Author Rating: D

Celtika (read 12/15/09) forget about it

This is the first of Holdstock’s Merlin Codex series. The story covers the period before Arthur. Seven hundred years after Jason‘s death, Merlin discovers that Medea had not murdered Jason’s sons but had moved them forward in time. But Jason is not dead, he is still aboard his ship the Argonaut in the bottom of a frozen lake. Merlin rescues him and they set out to find Jason’s sons. It is through this adventure that Merlin first meets Urtha, an ancestor of Arthur, setting the stage for Holdstock’s version of the Arthurian Legend.

I was a bit impatient with the first third of the book but I think that is more my fault than the author’s. I have always found Merlin to be the more interesting character, and Holdstock does a pretty good job of bringing him to life.

The Iron Grail (read 1/18/10) forget about it

Merlin is in Alba (England) and finds Urtha’s stronghold, Taurovinda, has been taken over by ghosts of the dead and not-yet-born while Urtha and Merlin were off avenging the murder of Urtha’s family and to help Jason find his oldest son. Everyone eventually gets back to Taurovinda, the ghosts are cleared out and an expedition is mounted into Ghostland to find Jason’s second son.
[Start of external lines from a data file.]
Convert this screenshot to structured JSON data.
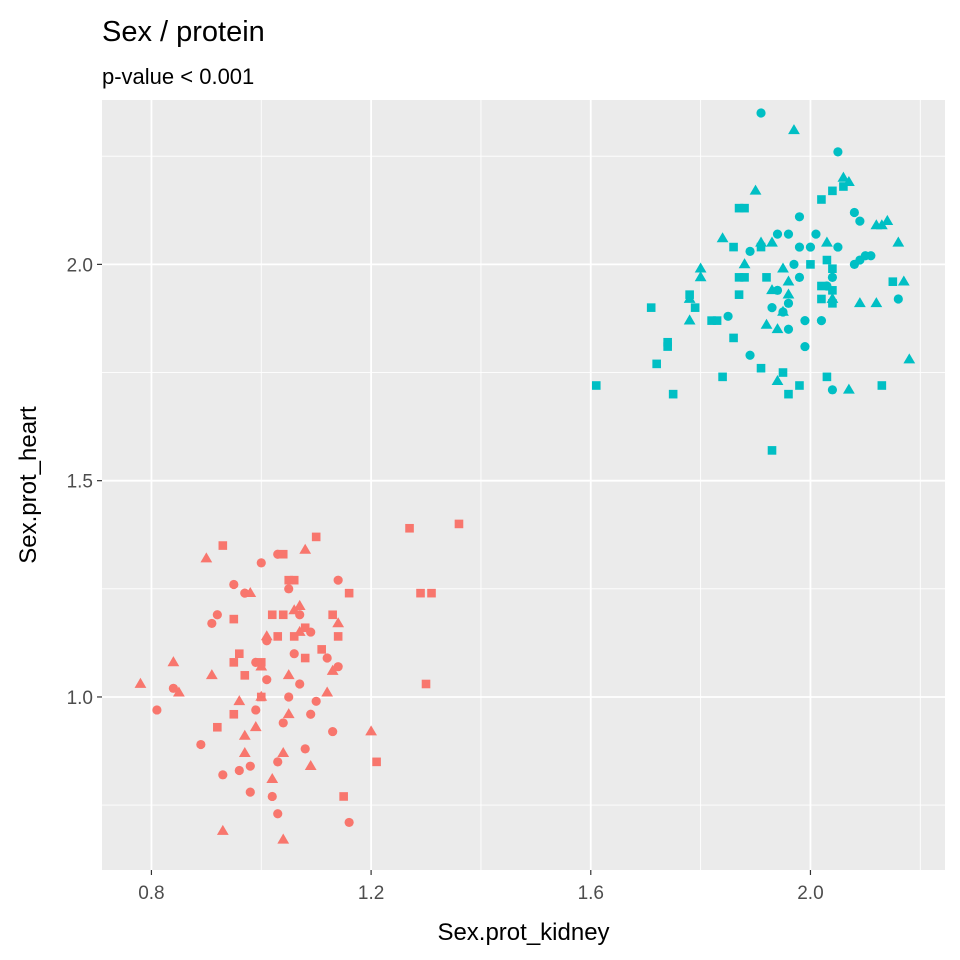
{
  "chart_data": {
    "type": "scatter",
    "title": "Sex / protein",
    "subtitle": "p-value < 0.001",
    "xlabel": "Sex.prot_kidney",
    "ylabel": "Sex.prot_heart",
    "xlim": [
      0.71,
      2.245
    ],
    "ylim": [
      0.6,
      2.38
    ],
    "x_ticks": [
      {
        "value": 0.8,
        "label": "0.8"
      },
      {
        "value": 1.2,
        "label": "1.2"
      },
      {
        "value": 1.6,
        "label": "1.6"
      },
      {
        "value": 2.0,
        "label": "2.0"
      }
    ],
    "y_ticks": [
      {
        "value": 1.0,
        "label": "1.0"
      },
      {
        "value": 1.5,
        "label": "1.5"
      },
      {
        "value": 2.0,
        "label": "2.0"
      }
    ],
    "x_minor": [
      1.0,
      1.4,
      1.8,
      2.2
    ],
    "y_minor": [
      0.75,
      1.25,
      1.75,
      2.25
    ],
    "grid": true,
    "panel_background": "#ebebeb",
    "legend": "none",
    "series": [
      {
        "color": "#f8766d",
        "shape": "circle",
        "points": [
          [
            0.81,
            0.97
          ],
          [
            0.84,
            1.02
          ],
          [
            0.89,
            0.89
          ],
          [
            0.91,
            1.17
          ],
          [
            0.92,
            1.19
          ],
          [
            0.93,
            0.82
          ],
          [
            0.95,
            1.26
          ],
          [
            0.96,
            0.83
          ],
          [
            0.97,
            1.24
          ],
          [
            0.98,
            0.78
          ],
          [
            0.98,
            0.84
          ],
          [
            0.99,
            0.97
          ],
          [
            1.0,
            1.31
          ],
          [
            1.01,
            1.04
          ],
          [
            1.01,
            1.13
          ],
          [
            1.02,
            0.77
          ],
          [
            1.03,
            0.73
          ],
          [
            1.03,
            0.85
          ],
          [
            1.04,
            0.94
          ],
          [
            1.05,
            1.0
          ],
          [
            1.06,
            1.1
          ],
          [
            1.07,
            1.19
          ],
          [
            1.08,
            0.88
          ],
          [
            1.09,
            1.15
          ],
          [
            1.1,
            0.99
          ],
          [
            1.12,
            1.09
          ],
          [
            1.13,
            0.92
          ],
          [
            1.14,
            1.27
          ],
          [
            1.16,
            0.71
          ],
          [
            1.05,
            1.25
          ],
          [
            1.03,
            1.33
          ],
          [
            0.99,
            1.08
          ],
          [
            1.07,
            1.03
          ],
          [
            1.14,
            1.07
          ],
          [
            1.09,
            0.96
          ]
        ]
      },
      {
        "color": "#f8766d",
        "shape": "triangle",
        "points": [
          [
            0.78,
            1.03
          ],
          [
            0.84,
            1.08
          ],
          [
            0.85,
            1.01
          ],
          [
            0.9,
            1.32
          ],
          [
            0.91,
            1.05
          ],
          [
            0.93,
            0.69
          ],
          [
            0.96,
            0.99
          ],
          [
            0.97,
            0.87
          ],
          [
            0.97,
            0.91
          ],
          [
            0.98,
            1.24
          ],
          [
            0.99,
            0.93
          ],
          [
            1.0,
            1.0
          ],
          [
            1.0,
            1.07
          ],
          [
            1.01,
            1.14
          ],
          [
            1.02,
            0.81
          ],
          [
            1.04,
            0.67
          ],
          [
            1.04,
            0.87
          ],
          [
            1.05,
            1.05
          ],
          [
            1.06,
            1.2
          ],
          [
            1.07,
            1.21
          ],
          [
            1.07,
            1.15
          ],
          [
            1.08,
            1.34
          ],
          [
            1.09,
            0.84
          ],
          [
            1.12,
            1.01
          ],
          [
            1.13,
            1.06
          ],
          [
            1.14,
            1.17
          ],
          [
            1.2,
            0.92
          ],
          [
            1.05,
            0.96
          ]
        ]
      },
      {
        "color": "#f8766d",
        "shape": "square",
        "points": [
          [
            0.92,
            0.93
          ],
          [
            0.93,
            1.35
          ],
          [
            0.95,
            1.18
          ],
          [
            0.95,
            0.96
          ],
          [
            0.95,
            1.08
          ],
          [
            0.96,
            1.1
          ],
          [
            0.97,
            1.05
          ],
          [
            1.0,
            1.0
          ],
          [
            1.0,
            1.08
          ],
          [
            1.02,
            1.19
          ],
          [
            1.03,
            1.14
          ],
          [
            1.04,
            1.33
          ],
          [
            1.05,
            1.27
          ],
          [
            1.06,
            1.27
          ],
          [
            1.06,
            1.14
          ],
          [
            1.08,
            1.16
          ],
          [
            1.08,
            1.09
          ],
          [
            1.1,
            1.37
          ],
          [
            1.11,
            1.11
          ],
          [
            1.13,
            1.19
          ],
          [
            1.14,
            1.14
          ],
          [
            1.15,
            0.77
          ],
          [
            1.16,
            1.24
          ],
          [
            1.21,
            0.85
          ],
          [
            1.27,
            1.39
          ],
          [
            1.29,
            1.24
          ],
          [
            1.3,
            1.03
          ],
          [
            1.31,
            1.24
          ],
          [
            1.36,
            1.4
          ],
          [
            1.04,
            1.19
          ]
        ]
      },
      {
        "color": "#00bfc4",
        "shape": "circle",
        "points": [
          [
            1.91,
            2.35
          ],
          [
            2.05,
            2.26
          ],
          [
            1.98,
            2.11
          ],
          [
            2.08,
            2.12
          ],
          [
            2.09,
            2.1
          ],
          [
            1.94,
            2.07
          ],
          [
            1.96,
            2.07
          ],
          [
            2.01,
            2.07
          ],
          [
            1.98,
            2.04
          ],
          [
            2.0,
            2.04
          ],
          [
            2.05,
            2.04
          ],
          [
            1.89,
            2.03
          ],
          [
            2.1,
            2.02
          ],
          [
            2.08,
            2.0
          ],
          [
            2.09,
            2.01
          ],
          [
            1.97,
            2.0
          ],
          [
            2.11,
            2.02
          ],
          [
            1.98,
            1.97
          ],
          [
            2.04,
            1.97
          ],
          [
            2.03,
            1.95
          ],
          [
            1.94,
            1.94
          ],
          [
            1.93,
            1.9
          ],
          [
            2.16,
            1.92
          ],
          [
            1.85,
            1.88
          ],
          [
            1.95,
            1.89
          ],
          [
            1.99,
            1.87
          ],
          [
            1.96,
            1.85
          ],
          [
            1.99,
            1.81
          ],
          [
            1.89,
            1.79
          ],
          [
            2.04,
            1.71
          ],
          [
            2.02,
            1.87
          ],
          [
            1.96,
            1.91
          ]
        ]
      },
      {
        "color": "#00bfc4",
        "shape": "triangle",
        "points": [
          [
            1.97,
            2.31
          ],
          [
            2.06,
            2.2
          ],
          [
            2.07,
            2.19
          ],
          [
            1.9,
            2.17
          ],
          [
            1.91,
            2.05
          ],
          [
            1.93,
            2.05
          ],
          [
            2.13,
            2.09
          ],
          [
            2.12,
            2.09
          ],
          [
            2.14,
            2.1
          ],
          [
            2.03,
            2.05
          ],
          [
            1.84,
            2.06
          ],
          [
            1.88,
            2.0
          ],
          [
            1.95,
            1.99
          ],
          [
            1.96,
            1.96
          ],
          [
            2.16,
            2.05
          ],
          [
            1.96,
            1.93
          ],
          [
            2.04,
            1.92
          ],
          [
            1.8,
            1.97
          ],
          [
            1.8,
            1.99
          ],
          [
            2.17,
            1.96
          ],
          [
            1.78,
            1.92
          ],
          [
            1.93,
            1.94
          ],
          [
            2.09,
            1.91
          ],
          [
            2.12,
            1.91
          ],
          [
            1.78,
            1.87
          ],
          [
            1.94,
            1.85
          ],
          [
            1.92,
            1.86
          ],
          [
            1.95,
            1.89
          ],
          [
            2.18,
            1.78
          ],
          [
            1.94,
            1.73
          ],
          [
            2.07,
            1.71
          ]
        ]
      },
      {
        "color": "#00bfc4",
        "shape": "square",
        "points": [
          [
            2.04,
            2.17
          ],
          [
            2.06,
            2.18
          ],
          [
            2.02,
            2.15
          ],
          [
            1.87,
            2.13
          ],
          [
            1.88,
            2.13
          ],
          [
            1.86,
            2.04
          ],
          [
            1.91,
            2.04
          ],
          [
            2.03,
            2.01
          ],
          [
            2.0,
            2.0
          ],
          [
            2.04,
            1.99
          ],
          [
            1.87,
            1.97
          ],
          [
            1.88,
            1.97
          ],
          [
            1.92,
            1.97
          ],
          [
            2.02,
            1.95
          ],
          [
            2.04,
            1.94
          ],
          [
            2.15,
            1.96
          ],
          [
            2.04,
            1.91
          ],
          [
            2.02,
            1.92
          ],
          [
            1.78,
            1.93
          ],
          [
            1.87,
            1.93
          ],
          [
            1.71,
            1.9
          ],
          [
            1.79,
            1.9
          ],
          [
            1.82,
            1.87
          ],
          [
            1.83,
            1.87
          ],
          [
            1.74,
            1.82
          ],
          [
            1.74,
            1.81
          ],
          [
            1.86,
            1.83
          ],
          [
            1.72,
            1.77
          ],
          [
            1.91,
            1.76
          ],
          [
            1.84,
            1.74
          ],
          [
            1.95,
            1.75
          ],
          [
            2.03,
            1.74
          ],
          [
            1.98,
            1.72
          ],
          [
            2.13,
            1.72
          ],
          [
            1.61,
            1.72
          ],
          [
            1.75,
            1.7
          ],
          [
            1.96,
            1.7
          ],
          [
            1.93,
            1.57
          ]
        ]
      }
    ]
  }
}
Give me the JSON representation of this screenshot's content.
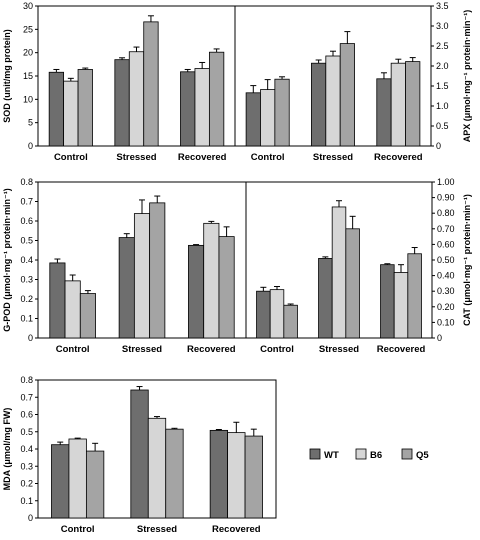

The editing could have been much better. There are swaths that are confusing and/or contradictory, and too much that is repetitive. It would have been better had the first two books been combined and the filler left out.

The Broken Kings (read 2/9/10) forget about it

Reality finally came home to roost by page 65 of this, the third book in Holdstock’s “Merlin Coded.” Reading these novels is a complete waste of your time. Endless bullshit that signifies nothing, full of seemingly endless contradiction so that I could take no more and have thrown it over as a bad job.

Holdstock’s Merlin is unengaging, the action so slow and plodding that I couldn’t manage more than three or four pages before passing out.

If you like Arthur/Merlin stories, I highly recommend Peter David‘s very humorous series. Now there’s a “living mythmaker.” Holdstock? Meh.